A long time ago, in what seems like a galaxy far, far away, I was an awkward and (even more) geeky high school student who, like every other Canadian high school student, had to read George Orwell's novel 1984.
Unless you've been in a coma since 1949 (when the book was published), or recently received a severe blow to the head that's caused amnesia, you'll likely remember Orwell's dystopian work about protagonist Winston Smith and his rebellion against the all-watching Big Brother.
That's the oppressive, evil, propaganda-spewing government Big Brother, not the equally evil, drivel-spewing Big Brother reality TV show - for all you coma and amnesia patients.
When I first read the book, our world was a lot more low-tech and the only computers around were Commodore 64s.

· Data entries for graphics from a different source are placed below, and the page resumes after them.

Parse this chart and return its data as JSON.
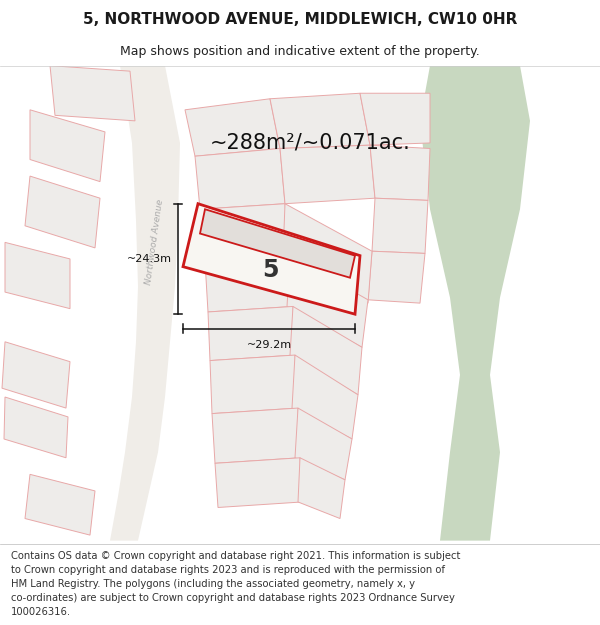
{
  "title": "5, NORTHWOOD AVENUE, MIDDLEWICH, CW10 0HR",
  "subtitle": "Map shows position and indicative extent of the property.",
  "area_text": "~288m²/~0.071ac.",
  "property_number": "5",
  "dim_width": "~29.2m",
  "dim_height": "~24.3m",
  "street_label": "Northwood Avenue",
  "footer_lines": [
    "Contains OS data © Crown copyright and database right 2021. This information is subject",
    "to Crown copyright and database rights 2023 and is reproduced with the permission of",
    "HM Land Registry. The polygons (including the associated geometry, namely x, y",
    "co-ordinates) are subject to Crown copyright and database rights 2023 Ordnance Survey",
    "100026316."
  ],
  "map_bg": "#ffffff",
  "plot_fill": "#e8e6e2",
  "plot_edge_pink": "#e8a8a8",
  "plot_edge_gray": "#c8c4be",
  "highlight_red": "#cc1a1a",
  "green_fill": "#c8d8c0",
  "road_fill": "#f0ede8",
  "title_fs": 11,
  "subtitle_fs": 9,
  "area_fs": 15,
  "num_fs": 17,
  "footer_fs": 7.2,
  "street_fs": 6.5,
  "dim_fs": 8
}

So while the idea of Big Brother watching everyone was indeed scary, it was all pretty sci-fi and unimaginable in a real-world sense.
But since the carefree and kid-free days of my youth, lots of real-life technology has caught up with sci-fi and we increasingly do find ourselves having to watch for just who exactly it is watching us.
Sure, online privacy has been a well-worn subject of late, but most of those reports and articles have dealt with all the things people shouldn't do online, like revealing passwords, putting too much personal information on Facebook and posting those embarrassing pictures of you with too many tequilas on your bar tab and the lampshade on your head.
But in recent weeks, the subject of online privacy has taken on a decidedly more ominous and Orwellian tone.
It's been revealed that Google, when its team of camera cars were zooming around the world taking pictures for the Google Earth Street View application, was collecting a lot more than just photos.
According to investigations that took place worldwide, the search giant collected millions of pieces of sensitive information from people's home or office computers via its Street View cars.
Google said it was all a mistake and it had only been trying to map Hotspots (where Wi-Fi open signals could be found), but that the personal data was collected because of code mistakenly included in the Street View software.
That's a pretty big mistake, and as British MP Robert Halfon said during a Parliamentary debate, "I find it hard to believe that a company with the creative genius and originality of Google could map the personal Wi-Fi details, computer passwords and e-mail addresses of millions of people across the world and not know what it was doing."
So, either some folks at Google are really incompetent or they're lying. Big Brother-esque jerks.
Either is a pretty scary notion.
But it isn't just Google.
A bunch of Facebook application developers were punished recently because they sold identifying user information to a data broker.
Basically when you bought or downloaded one of these apps for your Facebook page, they would take your user ID and other personal information from your profile and then sell the information to marketers and such.
But Facebook came down hard on these developers and gave them a wait for it six-month ban.
Wow. I bet that sets an example.
Since we can't do anything about these breaches, it's up to legislators and our governments to impose stricter laws and real, tough punishments on those caught invading our online privacy.
Hey, maybe we can send them to a galaxy far, far away.